Na sua primeira visita oficial aos Estados Unidos em março de 2019, em jantar na residência do embaixador do Brasil com Steve Bannon, ex-estrategista de Donald Trump, e o escritor e ideólogo de ultra direita Olavo de Carvalho, o presidente Jair Bolsonaro definiu sua agenda de governo como um “ponto de inflexão” que teria por missão “desconstruir” e “desfazer” para abrir caminho para a construção de novos rumos para o país.

O balanço dessa agenda “revolucionária” no primeiro ano do novo governo é ambivalente. Boa parte das medidas econômicas adotadas pela equipe de Paulo Guedes deu continuidade às reformas econômicas liberalizantes iniciadas no governo Temer. É o caso da principal reforma aprovada no ano — a da Previdência — uma vez expurgado, pelo Congresso, o modelo “chileno” de capitalização proposto inicialmente pelo governo.
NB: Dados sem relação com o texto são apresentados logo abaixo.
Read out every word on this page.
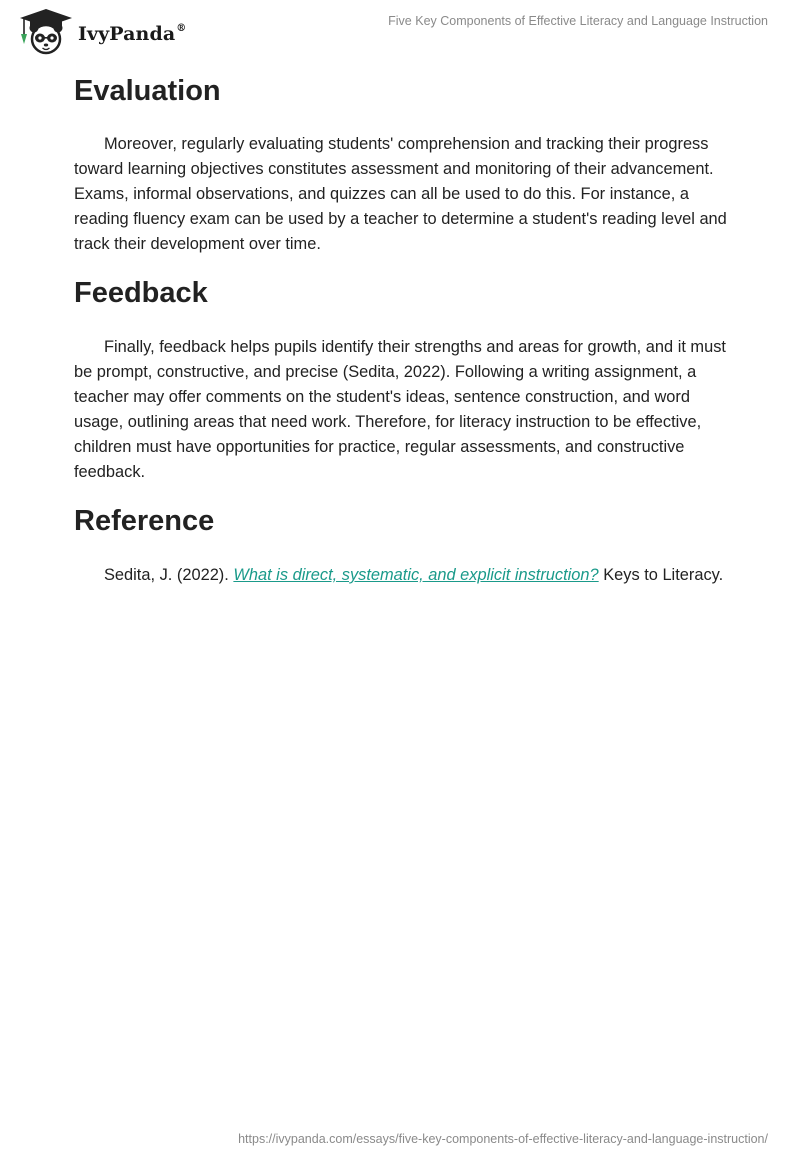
IvyPanda®
Five Key Components of Effective Literacy and Language Instruction
Evaluation

Moreover, regularly evaluating students' comprehension and tracking their progress toward learning objectives constitutes assessment and monitoring of their advancement. Exams, informal observations, and quizzes can all be used to do this. For instance, a reading fluency exam can be used by a teacher to determine a student's reading level and track their development over time.

Feedback

Finally, feedback helps pupils identify their strengths and areas for growth, and it must be prompt, constructive, and precise (Sedita, 2022). Following a writing assignment, a teacher may offer comments on the student's ideas, sentence construction, and word usage, outlining areas that need work. Therefore, for literacy instruction to be effective, children must have opportunities for practice, regular assessments, and constructive feedback.

Reference

Sedita, J. (2022). What is direct, systematic, and explicit instruction? Keys to Literacy.

https://ivypanda.com/essays/five-key-components-of-effective-literacy-and-language-instruction/
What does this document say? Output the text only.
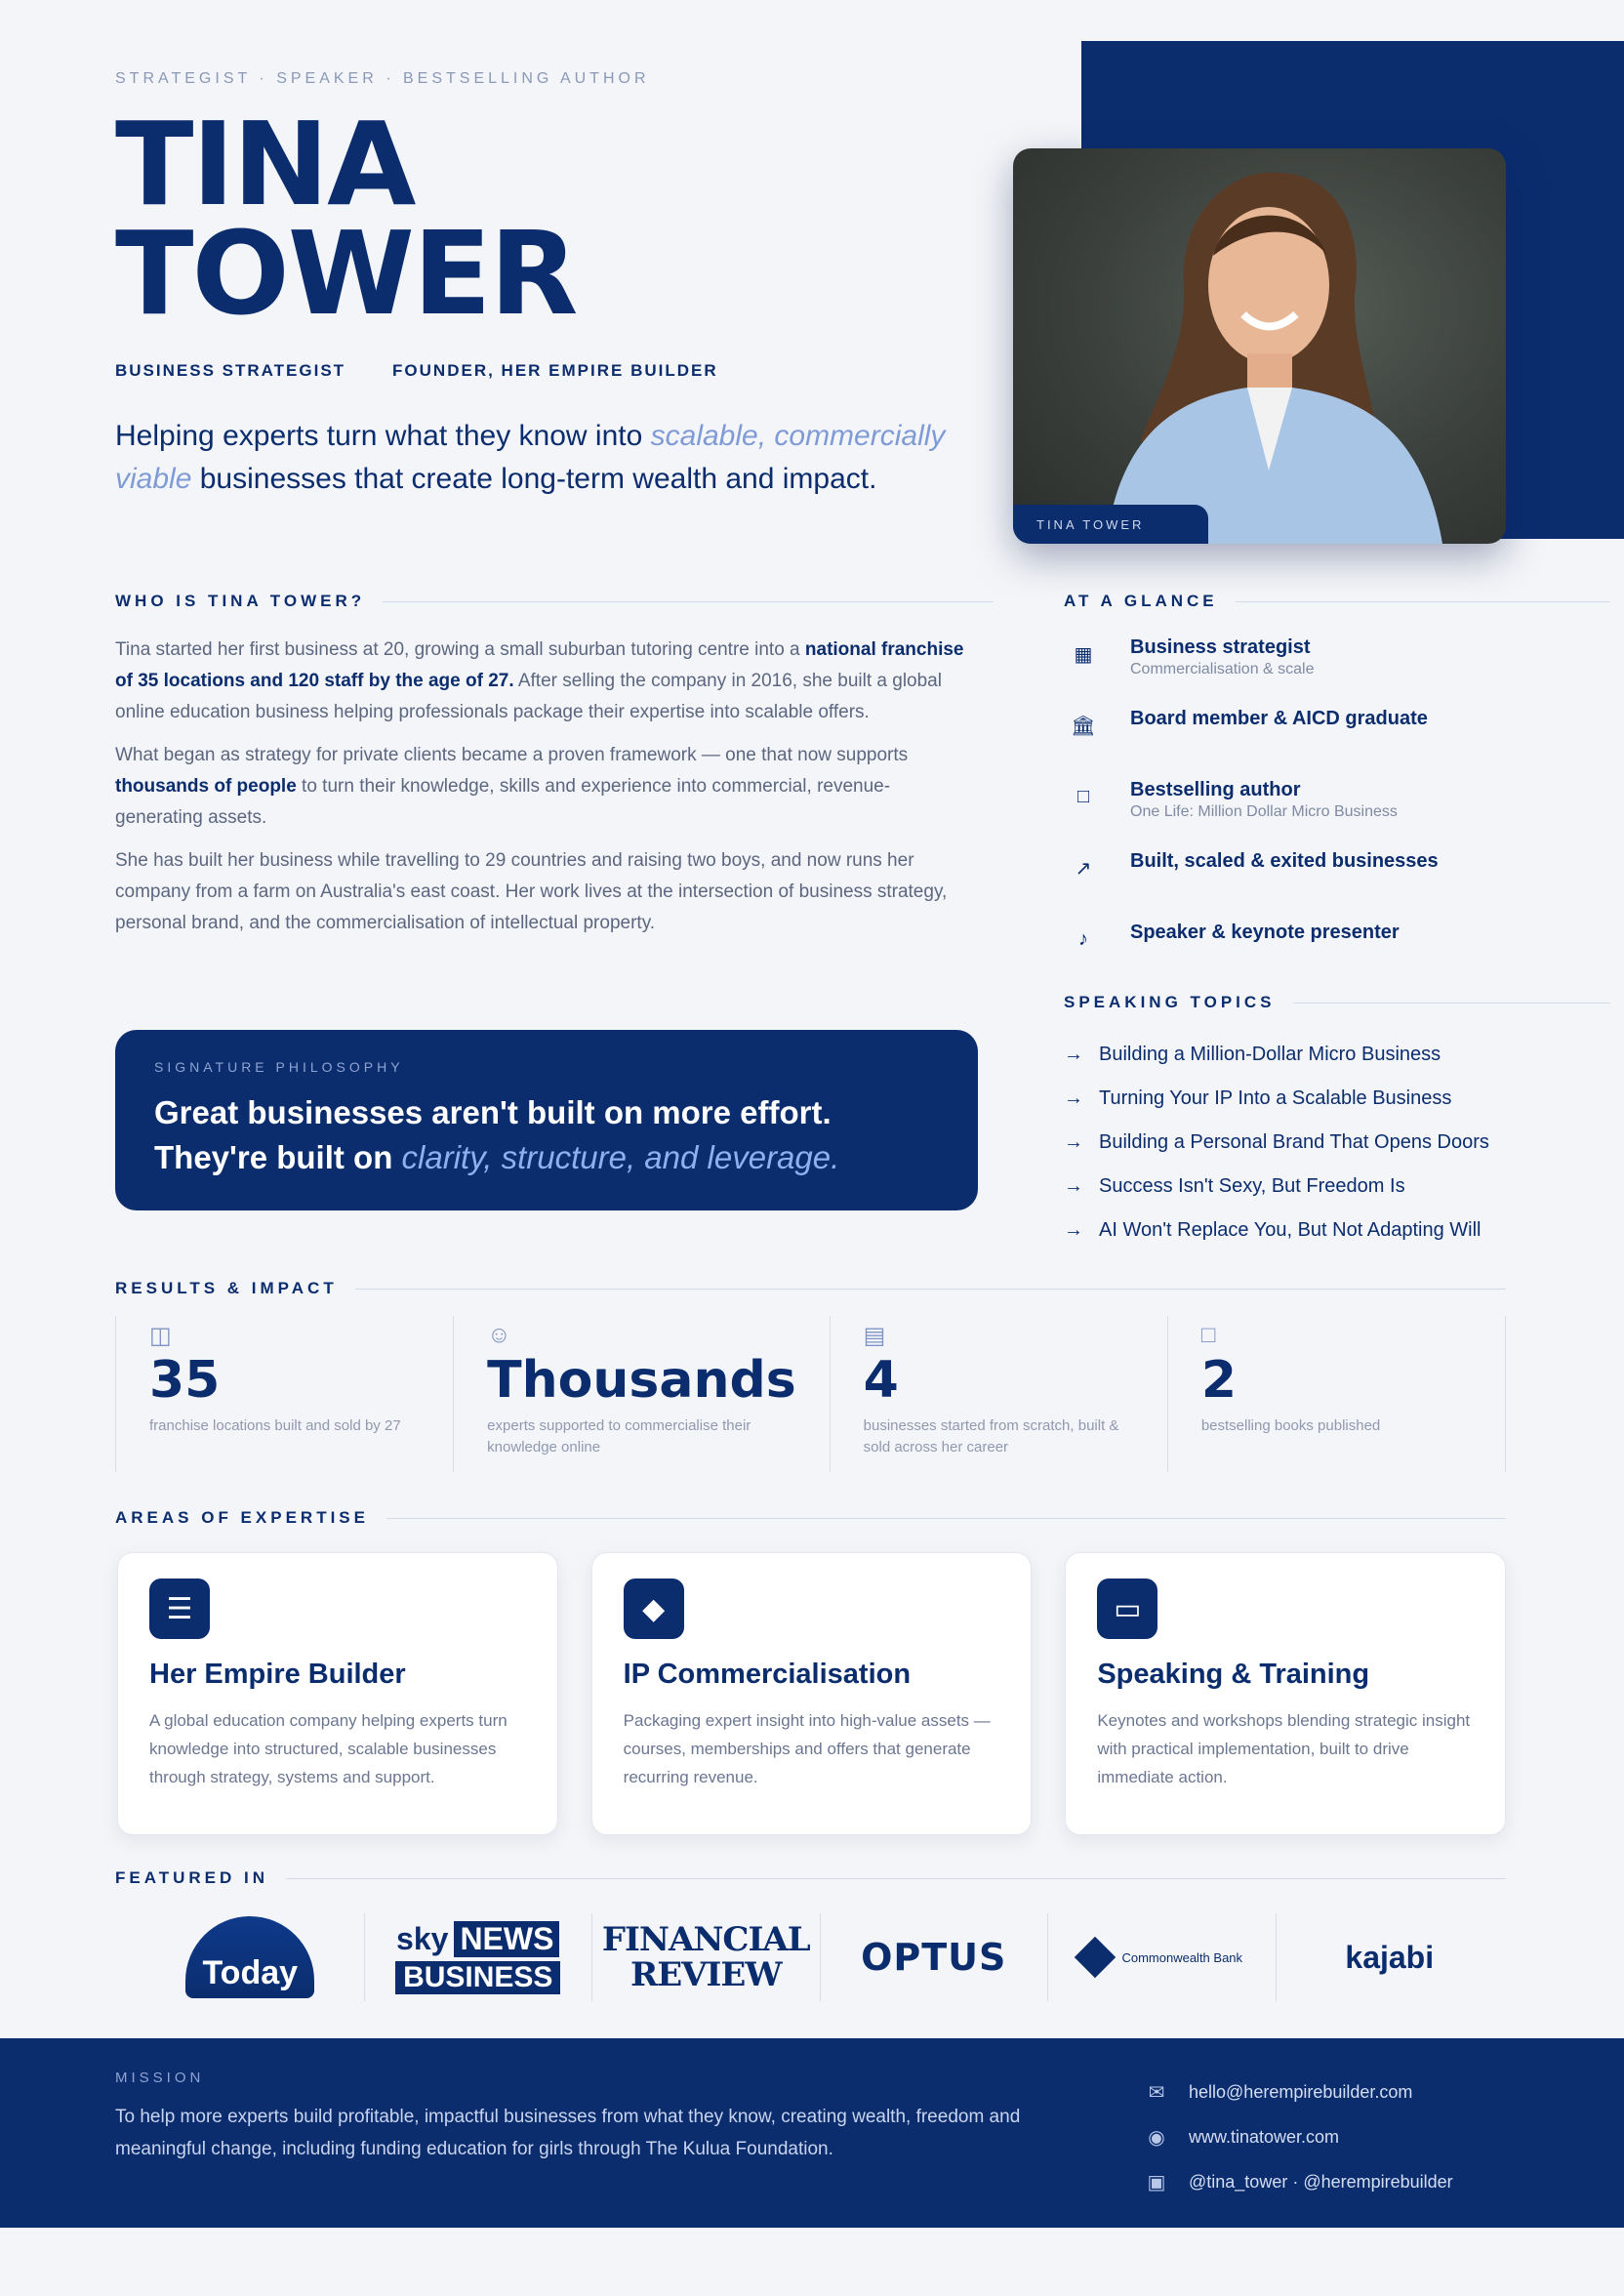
STRATEGIST · SPEAKER · BESTSELLING AUTHOR
TINA
TOWER
BUSINESS STRATEGIST	FOUNDER, HER EMPIRE BUILDER
Helping experts turn what they know into scalable, commercially viable businesses that create long-term wealth and impact.
TINA TOWER
WHO IS TINA TOWER?

Tina started her first business at 20, growing a small suburban tutoring centre into a national franchise of 35 locations and 120 staff by the age of 27. After selling the company in 2016, she built a global online education business helping professionals package their expertise into scalable offers.

What began as strategy for private clients became a proven framework — one that now supports thousands of people to turn their knowledge, skills and experience into commercial, revenue-generating assets.

She has built her business while travelling to 29 countries and raising two boys, and now runs her company from a farm on Australia's east coast. Her work lives at the intersection of business strategy, personal brand, and the commercialisation of intellectual property.

SIGNATURE PHILOSOPHY
Great businesses aren't built on more effort.
They're built on clarity, structure, and leverage.
AT A GLANCE
▦	Business strategist
Commercialisation & scale
🏛	Board member & AICD graduate
□	Bestselling author
One Life: Million Dollar Micro Business
↗	Built, scaled & exited businesses
♪	Speaker & keynote presenter
SPEAKING TOPICS
→ Building a Million-Dollar Micro Business
→ Turning Your IP Into a Scalable Business
→ Building a Personal Brand That Opens Doors
→ Success Isn't Sexy, But Freedom Is
→ AI Won't Replace You, But Not Adapting Will
RESULTS & IMPACT
◫
35
franchise locations built and sold by 27
☺
Thousands
experts supported to commercialise their knowledge online
▤
4
businesses started from scratch, built & sold across her career
□
2
bestselling books published
AREAS OF EXPERTISE
☰
Her Empire Builder
A global education company helping experts turn knowledge into structured, scalable businesses through strategy, systems and support.
◆
IP Commercialisation
Packaging expert insight into high-value assets — courses, memberships and offers that generate recurring revenue.
▭
Speaking & Training
Keynotes and workshops blending strategic insight with practical implementation, built to drive immediate action.
FEATURED IN
Today
sky NEWS
BUSINESS
FINANCIAL
REVIEW	OPTUS	Commonwealth Bank	kajabi
MISSION
To help more experts build profitable, impactful businesses from what they know, creating wealth, freedom and meaningful change, including funding education for girls through The Kulua Foundation.
✉ hello@herempirebuilder.com
◉ www.tinatower.com
▣ @tina_tower · @herempirebuilder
A proposta de criação da Carteira de Trabalho “Verde-Amarela” opera nos contornos da redução de direitos e precarização das condições de trabalho sacramentadas na reforma trabalhista aprovada em 2017. De igual modo, a agenda de privatizações e concessões dá continuidade a iniciativas lançadas no governo anterior, sem ainda se desdobrar em ações de maior vulto.

Na área de Ciência, Tecnologia e Inovação (vamos usar a sigla CT&I) o balanço também é ambivalente. Mas, nesse caso, inúmeras iniciativas de desmonte do sistema nacional de CT&I, montado ao longo das últimas sete décadas no país, foram deflagradas pelo governo Bolsonaro ao longo do seu primeiro ano.

A estruturação do sistema nacional de Ciência, Tecnologia e Inovação

O sistema nacional de Ciência e Tecnologia começou a ser estruturado no Brasil após a Segunda Guerra Mundial. Seus marcos fundantes foram a criação, em 1951, do CNPq (Conselho Nacional de Pesquisas) e da Capes (Campanha Nacional de Aperfeiçoamento do Pessoal do Ensino Superior), posteriormente renomeada para Coordenação de Aperfeiçoamento. Em 1967, foi criada a Finep (Financiadora de Estudos e Projetos), com foco inicial no apoio a pré-projetos de engenharia articulados com a política nacional de desenvolvimento da época. Em 1968, foi instituído o Plano Estratégico de Desenvolvimento, que incorporava explicitamente a área de Ciência e Tecnologia como dimensão estruturante da política de desenvolvimento do país. Para viabilizar os investimentos necessários na área foi criado o FNDCT (Fundo Nacional de Desenvolvimento Científico e Tecnológico), cuja secretaria-executiva foi assumida pela Finep em 1971.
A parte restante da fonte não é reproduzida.